Por isso, ao retomar a ideia de resistência na obra durante o período que antecedeu a presença colonial, esse é visto por Felipe Paiva apenas em sentido vocabular, sem uma definição concreta. O sentido conceitual só aparece em oposição a um outro, estrangeiro, nunca em referência aos combates internos, produzindo uma falsa ideia de harmonia entre os africanos, que a análise do conjunto da própria obra é capaz de negar, como nos mostra seu livro. Desse modo, o primeiro capítulo volta-se para os interesses teóricos e políticos da obra, enfatizando uma leitura que vê a escrita historiográfica do continente dentro de uma perspectiva de tomada de consciência do africano, em um claro processo chamado de “(re)africanização da África”. Somos, nesse sentido, a partir da leitura de Felipe Paiva, direcionados aos cuidados que devemos ter ao nos aprofundarmos sobre os debates acalorados que cercam os interesses que levaram à escrita da obra.
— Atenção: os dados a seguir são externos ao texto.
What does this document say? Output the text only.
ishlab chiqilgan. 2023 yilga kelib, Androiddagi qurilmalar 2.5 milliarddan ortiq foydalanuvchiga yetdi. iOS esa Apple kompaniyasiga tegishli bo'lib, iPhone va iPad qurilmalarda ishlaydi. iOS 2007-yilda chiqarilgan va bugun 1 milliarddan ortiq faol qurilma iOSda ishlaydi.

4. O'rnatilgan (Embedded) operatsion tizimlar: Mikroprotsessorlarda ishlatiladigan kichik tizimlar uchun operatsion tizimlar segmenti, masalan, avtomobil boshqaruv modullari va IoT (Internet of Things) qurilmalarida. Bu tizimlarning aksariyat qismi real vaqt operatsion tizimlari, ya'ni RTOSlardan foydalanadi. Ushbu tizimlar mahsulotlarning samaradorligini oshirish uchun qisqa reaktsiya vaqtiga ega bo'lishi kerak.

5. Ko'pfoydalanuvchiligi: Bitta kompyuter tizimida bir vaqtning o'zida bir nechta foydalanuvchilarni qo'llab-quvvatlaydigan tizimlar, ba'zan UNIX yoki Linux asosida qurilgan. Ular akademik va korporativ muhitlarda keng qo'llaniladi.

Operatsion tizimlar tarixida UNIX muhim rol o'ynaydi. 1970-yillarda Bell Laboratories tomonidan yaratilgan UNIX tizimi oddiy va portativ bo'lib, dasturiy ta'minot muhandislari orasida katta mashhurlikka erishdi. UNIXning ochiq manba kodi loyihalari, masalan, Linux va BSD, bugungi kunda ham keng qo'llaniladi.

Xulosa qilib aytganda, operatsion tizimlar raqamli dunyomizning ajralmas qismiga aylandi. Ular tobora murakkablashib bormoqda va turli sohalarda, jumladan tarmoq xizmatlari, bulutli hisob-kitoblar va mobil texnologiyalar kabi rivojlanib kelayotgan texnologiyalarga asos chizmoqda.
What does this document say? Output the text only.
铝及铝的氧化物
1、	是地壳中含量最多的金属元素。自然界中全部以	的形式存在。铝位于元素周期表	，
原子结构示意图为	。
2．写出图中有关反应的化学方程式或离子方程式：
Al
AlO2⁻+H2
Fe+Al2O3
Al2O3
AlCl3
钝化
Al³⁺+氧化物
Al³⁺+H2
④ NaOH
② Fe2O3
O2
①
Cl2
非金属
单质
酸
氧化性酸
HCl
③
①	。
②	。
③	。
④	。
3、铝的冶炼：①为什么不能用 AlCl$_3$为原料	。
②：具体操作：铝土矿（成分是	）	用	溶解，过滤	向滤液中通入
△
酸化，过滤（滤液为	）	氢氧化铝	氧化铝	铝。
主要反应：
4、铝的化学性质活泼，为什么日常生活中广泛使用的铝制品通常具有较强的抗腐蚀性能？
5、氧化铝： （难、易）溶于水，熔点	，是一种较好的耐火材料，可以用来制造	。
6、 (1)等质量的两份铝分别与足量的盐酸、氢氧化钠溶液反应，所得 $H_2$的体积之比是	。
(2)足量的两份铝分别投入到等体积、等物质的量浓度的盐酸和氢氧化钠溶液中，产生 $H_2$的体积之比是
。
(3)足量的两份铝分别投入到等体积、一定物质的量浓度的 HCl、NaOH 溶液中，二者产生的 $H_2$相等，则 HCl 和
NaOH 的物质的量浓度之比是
Quanto ao segundo capítulo, a abordagem volta-se, especificamente, para o volume VII da HGA, em que para o autor o conceito de resistência passa a ser propriamente construído e apresentado junto a preocupações epistemológicas antes ausentes. Ao abordar esse momento da coletânea, Paiva ressalta a construção de uma África como personagem, que sofre um trauma e, de maneira coesa, se constrói em roupagem de resistência contra o colonizador. É a partir dessa narrativa que resistência enquanto conceito se desenvolve e dirige-se exclusivamente em oposição ao colonialismo. Temos aí a construção de uma ideia de África pautada a partir da experiência colonial, que embora retomasse a história dos africanos a partir de um novo enfoque, ainda guar­dava uma visão harmônica do continente. A presença europeia seria vista como um choque que rompeu com o passado africano.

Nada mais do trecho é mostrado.